Universal Studios Backlot Club

Getting people to do anything new is hard. At this point, folks are constantly inundated with apps they need to download and accounts they need to create. Forward Studio was asked to dream up a platform that connected all Universal touchpoints from amusement parks to Peacock. The question behind the Backlot Club was why would anyone actually care. The answer, for me, was personal. When I visit Universal, I go straight to the Wizarding World. I want to prove I know every spell, find every detail, collect everything Harry Potter. That feeling of wanting to go deeper into a world you already love is what the whole system was designed around.

Client

Forward Studio

Service

Experience Design

Year

2025

The design problem

The design problem

The design problem

The clear starting place for Backlot Club was at the parks, where fans are able to inhabit worlds they've grown up with from the Simpsons to Jurassic Park. The challenge was building a digital layer that honored that investment. We were determined to create something more meaningful than a check-in app or loyalty card. We wanted fans to feel like their knowledge, their time, and their devotion actually meant something. The harder problem was the second sign-in. How do you motivate someone who isn't already a regular park attendee to engage with something new on top of an already overwhelming day? Our answer was urgency. Make the experience feel like something happening right now that you didn't want to miss.

The system

The system

The system

I designed the core architecture of the Backlot Club including the quest structure, location-based check-ins, trivia challenges, leaderboards, collectible sets, and the reward scheduling that tied them together. All of it lived in a detailed experience design document that structured the full platform before a single screen was built. The park-based and global leaderboards were the sharpest idea in the system. Completing quests in the park put you on a leaderboard of everyone else in the park right now. That framing created stakes to the check-ins. Fans could feel like they were part of something live and time-limited.
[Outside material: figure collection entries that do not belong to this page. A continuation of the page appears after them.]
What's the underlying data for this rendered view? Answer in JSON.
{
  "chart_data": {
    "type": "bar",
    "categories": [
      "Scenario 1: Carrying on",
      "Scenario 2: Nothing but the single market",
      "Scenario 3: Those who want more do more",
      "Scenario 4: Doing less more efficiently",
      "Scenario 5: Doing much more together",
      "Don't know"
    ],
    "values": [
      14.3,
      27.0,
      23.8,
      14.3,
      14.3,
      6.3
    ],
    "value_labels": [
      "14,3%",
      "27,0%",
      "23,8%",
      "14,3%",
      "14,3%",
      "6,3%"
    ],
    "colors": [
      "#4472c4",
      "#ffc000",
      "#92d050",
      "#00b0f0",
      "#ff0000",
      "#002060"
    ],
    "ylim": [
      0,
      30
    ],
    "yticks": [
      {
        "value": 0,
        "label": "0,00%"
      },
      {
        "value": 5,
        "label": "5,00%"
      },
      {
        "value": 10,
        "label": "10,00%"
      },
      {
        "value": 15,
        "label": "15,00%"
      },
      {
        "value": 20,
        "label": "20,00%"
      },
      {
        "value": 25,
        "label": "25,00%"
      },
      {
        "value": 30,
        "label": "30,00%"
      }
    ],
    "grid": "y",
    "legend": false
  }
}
Streaks and tiered rewards extended urgency across visits, even outside the parks. The system was designed to scale as Universal added more touchpoints into the system. So quests could include actions taken on streaming services, at movie theaters, or at the parks themselves. As players complete quests, they earn IP-themed collectible sets, which gave fans a way to express their fandom: completing the full Harry Potter medallion set, hunting down a rare Sorting Hat drop, showing off a complete Hogsmeade collection to another fan. Completing it required real engagement with the rarest items requiring sustained play over time.

What success looked like

What success looked like

What success looked like

The Forward Studio Team delivered the experience design document, fully fleshed wireframes, UI design, and visual art direction. Ustwo took the system forward and built the product itself. Backlot Club debuted at Halloween Horror Nights 2025, launching simultaneously at Universal Orlando and Universal Studios Hollywood. Guests collected digital medallions tied to haunted houses and scare zones, with rewards including limited-edition physical trading cards redeemable in-park. The parks are full of people who have memorized every line in the movies. They are looking for new ways in. Backlot Club was designed to meet them there and to say that their knowledge matters here, their collection is worth something, and there's always more to find.